Toda a pessoa “tem direito a constituir família” : é um direito ter filhos, porque ter filhos é uma forma de se “Ser Feliz”. Claro que não existe o direito ao filho( propriedade), mas acho que é pura fantasia qualquer pessoa querer convencer-se que o acto de ter flhos é um acto puramente altruista ( conservação da espécie, contributo para a manutenção do equilíbrio social, ectc, etc, já para não trazer à lide a especificidade da religião/procriação).
Ora diga lá: o que o levou a ter ( e penso que querer ter ) filhos ?
Não adivinha? Depois mando-lhe uma fotografia da minha mulher.
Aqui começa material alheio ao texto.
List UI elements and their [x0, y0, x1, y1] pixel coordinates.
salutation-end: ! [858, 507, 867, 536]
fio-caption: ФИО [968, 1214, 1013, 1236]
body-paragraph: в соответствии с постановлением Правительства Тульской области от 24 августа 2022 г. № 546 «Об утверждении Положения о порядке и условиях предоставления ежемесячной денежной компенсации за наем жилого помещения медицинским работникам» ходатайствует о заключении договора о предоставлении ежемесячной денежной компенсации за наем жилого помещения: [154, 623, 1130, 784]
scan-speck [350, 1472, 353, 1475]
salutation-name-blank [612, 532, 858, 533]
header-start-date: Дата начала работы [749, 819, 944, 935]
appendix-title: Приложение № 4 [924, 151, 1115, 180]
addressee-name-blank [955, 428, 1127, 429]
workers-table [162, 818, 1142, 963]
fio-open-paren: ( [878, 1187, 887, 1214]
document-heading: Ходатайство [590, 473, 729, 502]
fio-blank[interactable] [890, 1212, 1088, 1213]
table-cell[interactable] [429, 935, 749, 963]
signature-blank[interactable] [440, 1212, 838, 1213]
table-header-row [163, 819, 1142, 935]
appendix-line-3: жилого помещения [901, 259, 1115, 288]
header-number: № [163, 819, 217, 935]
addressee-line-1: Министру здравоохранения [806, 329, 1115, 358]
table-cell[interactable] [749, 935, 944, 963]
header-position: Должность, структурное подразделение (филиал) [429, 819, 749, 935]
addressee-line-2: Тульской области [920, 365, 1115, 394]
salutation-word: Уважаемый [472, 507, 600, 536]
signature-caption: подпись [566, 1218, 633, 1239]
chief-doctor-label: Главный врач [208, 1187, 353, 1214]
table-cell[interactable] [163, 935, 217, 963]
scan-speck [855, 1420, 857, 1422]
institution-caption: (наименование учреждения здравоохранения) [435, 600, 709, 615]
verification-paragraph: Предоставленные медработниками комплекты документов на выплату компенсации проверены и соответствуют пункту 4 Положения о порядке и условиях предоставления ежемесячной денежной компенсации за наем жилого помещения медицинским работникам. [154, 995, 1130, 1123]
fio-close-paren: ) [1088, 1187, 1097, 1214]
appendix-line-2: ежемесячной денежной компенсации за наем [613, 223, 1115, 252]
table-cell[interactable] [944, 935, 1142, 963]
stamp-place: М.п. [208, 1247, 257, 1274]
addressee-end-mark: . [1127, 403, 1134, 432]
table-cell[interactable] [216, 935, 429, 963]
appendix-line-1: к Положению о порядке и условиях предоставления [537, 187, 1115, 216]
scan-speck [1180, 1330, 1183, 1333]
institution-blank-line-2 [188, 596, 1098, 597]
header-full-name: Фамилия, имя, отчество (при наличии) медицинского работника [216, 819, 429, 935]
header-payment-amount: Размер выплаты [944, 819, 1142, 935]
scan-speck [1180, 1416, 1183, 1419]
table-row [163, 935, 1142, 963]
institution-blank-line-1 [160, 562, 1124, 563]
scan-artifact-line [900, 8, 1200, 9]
Dou-lhe uma pista: não foi por nenhuma causa, bandeira ou campanha tribal.
Duvida: No futuro, quando chegue a lei que permita a adopçao por parte dos homossexuais (agora é uma questao de tempo como bem diz o Pedro), na condiçao de partirem em iguais circunstancias (economica, estabilidade, emocional, etc), deve prevalecer o direito de adopçao do casal tradicional ou do “casal” moderno? E se estamos de acordo, sendo minimamente racionais, que deve ser a do casal tradicional, podemos afirmar a partida que nao pode haver direitos iguais para algo que é diferente certo?